"random" is often used as if it was a real property of the data under study, where it should be replaced with "uncertain". To give an example, if I ask you what how much money you earned over the past month, and you don't tell me, it is not "random", but just uncertain. However, treating the uncertainty as if it was random allows you to make some useful conclusions.
The noise is not "random" per se, but given that we usually have limited knowledge of how each particular piece of "noise" is generated, assuming that it is random can be useful.

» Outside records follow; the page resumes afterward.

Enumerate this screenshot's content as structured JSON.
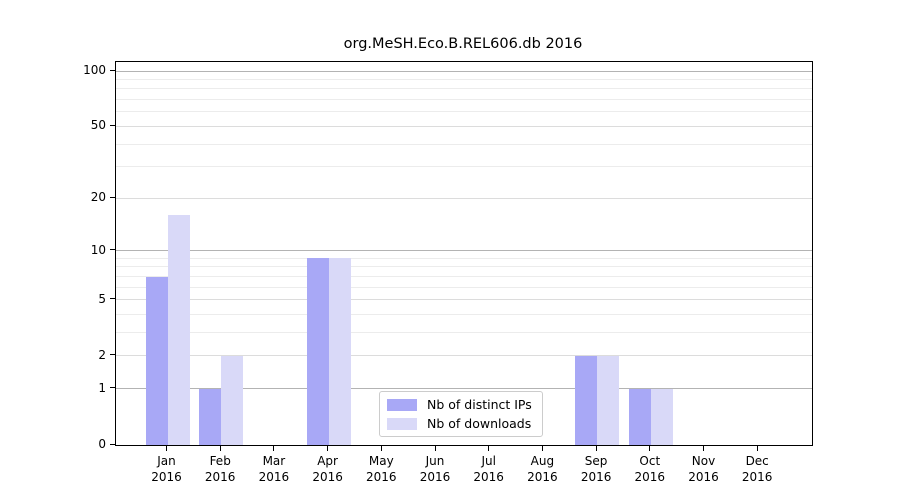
{
  "title": "org.MeSH.Eco.B.REL606.db 2016",
  "colors": {
    "grid_decade": "#b3b3b3",
    "grid_labeled": "#dcdcdc",
    "grid_minor": "#ececec",
    "axis": "#000000",
    "background": "#ffffff"
  },
  "legend": {
    "items": [
      {
        "key": "distinct_ips",
        "label": "Nb of distinct IPs",
        "color": "#a8a8f6"
      },
      {
        "key": "downloads",
        "label": "Nb of downloads",
        "color": "#d9d9f8"
      }
    ]
  },
  "chart_data": {
    "type": "bar",
    "title": "org.MeSH.Eco.B.REL606.db 2016",
    "categories": [
      "Jan 2016",
      "Feb 2016",
      "Mar 2016",
      "Apr 2016",
      "May 2016",
      "Jun 2016",
      "Jul 2016",
      "Aug 2016",
      "Sep 2016",
      "Oct 2016",
      "Nov 2016",
      "Dec 2016"
    ],
    "series": [
      {
        "name": "Nb of distinct IPs",
        "color": "#a8a8f6",
        "values": [
          7,
          1,
          0,
          9,
          0,
          0,
          0,
          0,
          2,
          1,
          0,
          0
        ]
      },
      {
        "name": "Nb of downloads",
        "color": "#d9d9f8",
        "values": [
          16,
          2,
          0,
          9,
          0,
          0,
          0,
          0,
          2,
          1,
          0,
          0
        ]
      }
    ],
    "xlabel": "",
    "ylabel": "",
    "yscale": "log1p",
    "ylim": [
      0,
      112
    ],
    "yticks": [
      0,
      1,
      2,
      5,
      10,
      20,
      50,
      100
    ],
    "grid_decade_lines": [
      1,
      10,
      100
    ],
    "grid_other_lines": [
      2,
      3,
      4,
      5,
      6,
      7,
      8,
      9,
      20,
      30,
      40,
      50,
      60,
      70,
      80,
      90
    ],
    "grid": "on",
    "legend_position": "lower center"
  }
}
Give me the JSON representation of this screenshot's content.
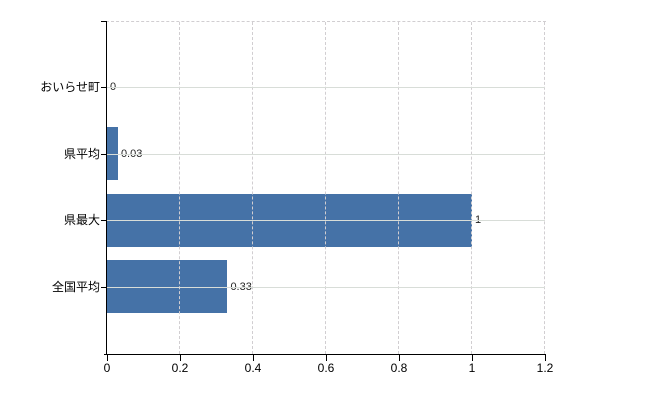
{
  "chart_data": {
    "type": "bar",
    "orientation": "horizontal",
    "categories": [
      "おいらせ町",
      "県平均",
      "県最大",
      "全国平均"
    ],
    "values": [
      0,
      0.03,
      1,
      0.33
    ],
    "value_labels": [
      "0",
      "0.03",
      "1",
      "0.33"
    ],
    "xticks": [
      0,
      0.2,
      0.4,
      0.6,
      0.8,
      1,
      1.2
    ],
    "xtick_labels": [
      "0",
      "0.2",
      "0.4",
      "0.6",
      "0.8",
      "1",
      "1.2"
    ],
    "xlim": [
      0,
      1.2
    ],
    "legend": "none",
    "grid": "on",
    "bar_color": "#4572a7",
    "axis_color": "#000000",
    "vertical_gridline_style": "dashed",
    "horizontal_gridline_style": "solid",
    "gridline_color": "#d6d6d6",
    "background_color": "#ffffff"
  }
}
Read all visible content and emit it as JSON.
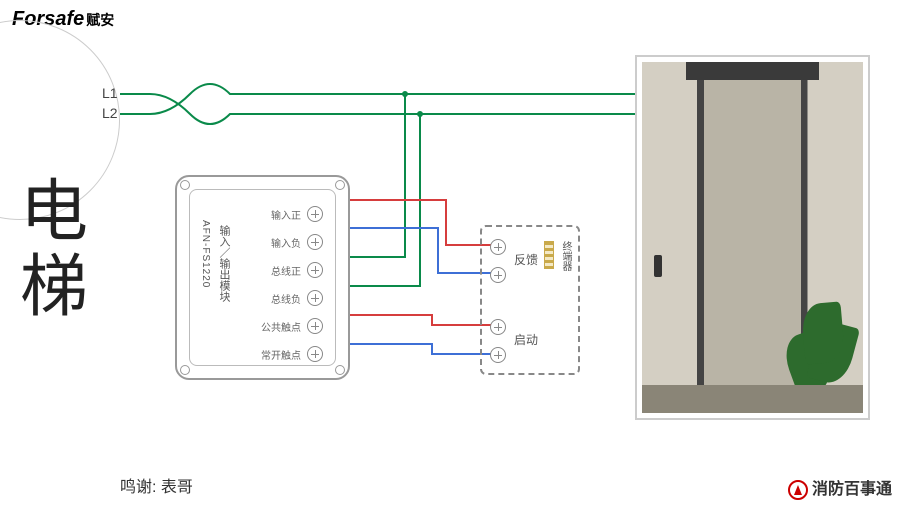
{
  "brand": {
    "en": "Forsafe",
    "cn": "赋安"
  },
  "title": "电梯",
  "credit_label": "鸣谢: ",
  "credit_name": "表哥",
  "footer_brand": "消防百事通",
  "bus": {
    "l1": "L1",
    "l2": "L2"
  },
  "module": {
    "model": "AFN-FS1220",
    "type": "输入／输出模块",
    "terminals": [
      "输入正",
      "输入负",
      "总线正",
      "总线负",
      "公共触点",
      "常开触点"
    ]
  },
  "termbox": {
    "feedback": "反馈",
    "start": "启动",
    "resistor": "终端器"
  },
  "photo_caption": "电梯",
  "colors": {
    "bus": "#0a8a4a",
    "red": "#d63d3d",
    "blue": "#3d6fd6",
    "green": "#0a8a4a"
  }
}
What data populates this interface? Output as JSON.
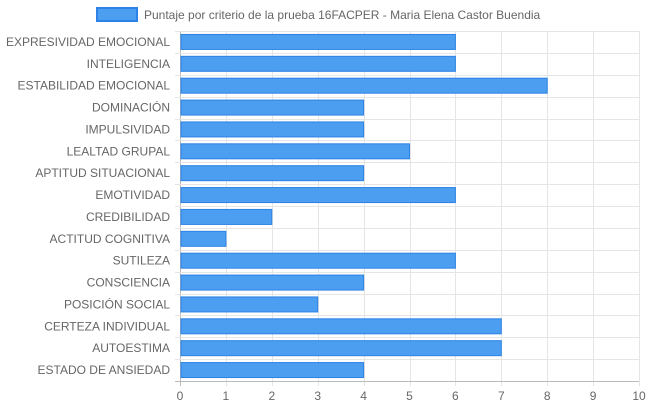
{
  "chart_data": {
    "type": "bar",
    "orientation": "horizontal",
    "categories": [
      "EXPRESIVIDAD EMOCIONAL",
      "INTELIGENCIA",
      "ESTABILIDAD EMOCIONAL",
      "DOMINACIÓN",
      "IMPULSIVIDAD",
      "LEALTAD GRUPAL",
      "APTITUD SITUACIONAL",
      "EMOTIVIDAD",
      "CREDIBILIDAD",
      "ACTITUD COGNITIVA",
      "SUTILEZA",
      "CONSCIENCIA",
      "POSICIÓN SOCIAL",
      "CERTEZA INDIVIDUAL",
      "AUTOESTIMA",
      "ESTADO DE ANSIEDAD"
    ],
    "series": [
      {
        "name": "Puntaje por criterio de la prueba 16FACPER - Maria Elena Castor Buendia",
        "values": [
          6,
          6,
          8,
          4,
          4,
          5,
          4,
          6,
          2,
          1,
          6,
          4,
          3,
          7,
          7,
          4
        ]
      }
    ],
    "xlim": [
      0,
      10
    ],
    "xticks": [
      "0",
      "1",
      "2",
      "3",
      "4",
      "5",
      "6",
      "7",
      "8",
      "9",
      "10"
    ],
    "grid": true,
    "legend": "top-center",
    "colors": {
      "bar_fill": "#4c9ef0",
      "bar_stroke": "#2c82e6",
      "grid": "#e5e5e5",
      "axis": "#bbbbbb",
      "text": "#666666"
    }
  }
}
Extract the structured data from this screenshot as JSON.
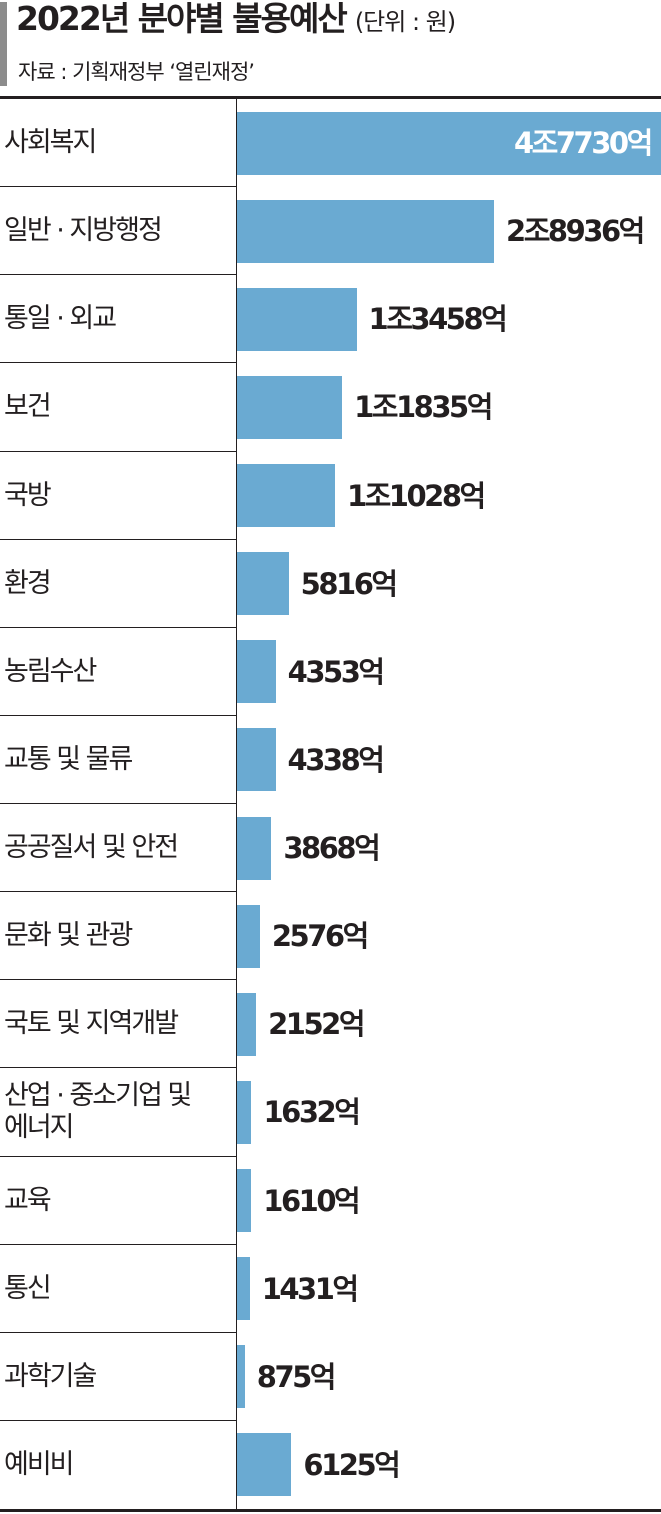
{
  "header": {
    "title": "2022년 분야별 불용예산",
    "unit": "(단위 : 원)",
    "source": "자료 : 기획재정부 ‘열린재정’"
  },
  "colors": {
    "bar": "#6aaad2",
    "text": "#231f20",
    "accent": "#8c8c8c"
  },
  "chart_data": {
    "type": "bar",
    "orientation": "horizontal",
    "title": "2022년 분야별 불용예산",
    "unit": "원",
    "categories": [
      "사회복지",
      "일반 · 지방행정",
      "통일 · 외교",
      "보건",
      "국방",
      "환경",
      "농림수산",
      "교통 및 물류",
      "공공질서 및 안전",
      "문화 및 관광",
      "국토 및 지역개발",
      "산업 · 중소기업 및 에너지",
      "교육",
      "통신",
      "과학기술",
      "예비비"
    ],
    "values": [
      47730,
      28936,
      13458,
      11835,
      11028,
      5816,
      4353,
      4338,
      3868,
      2576,
      2152,
      1632,
      1610,
      1431,
      875,
      6125
    ],
    "value_unit": "억원",
    "data_labels": [
      "4조7730억",
      "2조8936억",
      "1조3458억",
      "1조1835억",
      "1조1028억",
      "5816억",
      "4353억",
      "4338억",
      "3868억",
      "2576억",
      "2152억",
      "1632억",
      "1610억",
      "1431억",
      "875억",
      "6125억"
    ],
    "xlim": [
      0,
      47730
    ],
    "grid": false,
    "legend": "none"
  }
}
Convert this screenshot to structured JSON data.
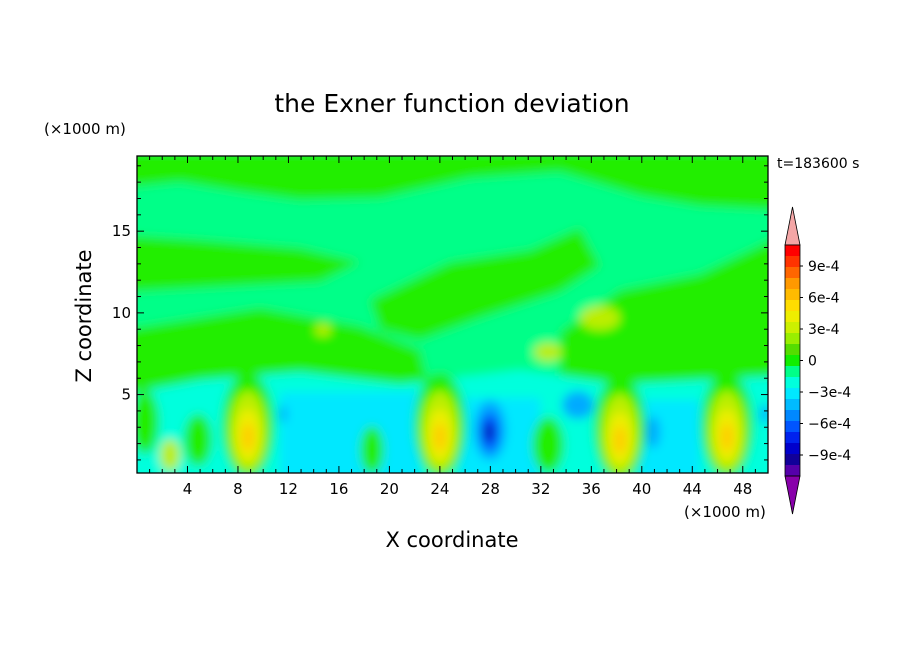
{
  "chart_data": {
    "type": "heatmap",
    "title": "the Exner function deviation",
    "xlabel": "X coordinate",
    "ylabel": "Z coordinate",
    "x_unit": "(×1000 m)",
    "y_unit": "(×1000 m)",
    "time_label": "t=183600 s",
    "xlim": [
      0,
      50
    ],
    "ylim": [
      0.2,
      19.6
    ],
    "x_ticks": [
      4,
      8,
      12,
      16,
      20,
      24,
      28,
      32,
      36,
      40,
      44,
      48
    ],
    "y_ticks": [
      5,
      10,
      15
    ],
    "colorbar": {
      "labels": [
        "9e-4",
        "6e-4",
        "3e-4",
        "0",
        "−3e-4",
        "−6e-4",
        "−9e-4"
      ],
      "label_values": [
        0.0009,
        0.0006,
        0.0003,
        0,
        -0.0003,
        -0.0006,
        -0.0009
      ],
      "levels": [
        -0.0011,
        -0.001,
        -0.0009,
        -0.0008,
        -0.0007,
        -0.0006,
        -0.0005,
        -0.0004,
        -0.0003,
        -0.0002,
        -0.0001,
        0,
        0.0001,
        0.0002,
        0.0003,
        0.0004,
        0.0005,
        0.0006,
        0.0007,
        0.0008,
        0.0009,
        0.001,
        0.0011
      ],
      "colors": [
        "#f4a6a6",
        "#ff0000",
        "#ff3300",
        "#ff6600",
        "#ff9900",
        "#ffbb00",
        "#ffdd00",
        "#eeee00",
        "#ccf000",
        "#99ee00",
        "#55dd00",
        "#11ee00",
        "#00ff88",
        "#00ffdd",
        "#00e8ff",
        "#00bbff",
        "#0088ff",
        "#0055ff",
        "#0022ee",
        "#0000cc",
        "#110099",
        "#5500aa",
        "#8800aa"
      ]
    }
  }
}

Now whenever you fit a model to some data, you will have residuals from that model. And if treating the "noise" as if it was random was a good idea, then the residuals from the model should be consistent with whatever definition of "randomness" you have used in fitting the model. If they are not, then basically the time series is telling you that the "randomness" you assumed is not a good description of what it actually happening, and it gives you a clue as to what a better description might be.
For example, if I fit a linear relationship for the systematic part, but it is actually quadratic, then the so-called "random" noise will not look random at all, rather it will contain the squared component of the systemtatic part.
To make it even more concrete, suppose that your response $Y$ is a deterministic function of $X$, say $Y=3+2X+X^2$. Now, because you don't know this function you suppose that $Y=\alpha+\beta X + error$, and because you have no reason to doubt the model prior to seeing the data, you assume that the error is just "random noise" (usually $N(0,\sigma^2)$). However, once you actually fit your data and look at the residuals, they will all line up as an exact quadratic function of the residuals. Thus there is a systematic component to the "noise" (in fact the "noise" is entirely systematic). This is basically "Nature" telling "You" that you model is wrong, and gives a clue as to how it could be improved.
The same kind of thing is happening in the time series. you could just replace the model above with $Y_{1}=1,Y_{2}=6,Y_{3}=0.5,Y_{4}=10,Y_{5}=3,Y_{6}=10$ and for $t\geq7$ have $Y_t=10+2 Y_{t-1} -5Y_{t-1}^3 + 2Y_{t-5}$ and the same kind of thing would happen.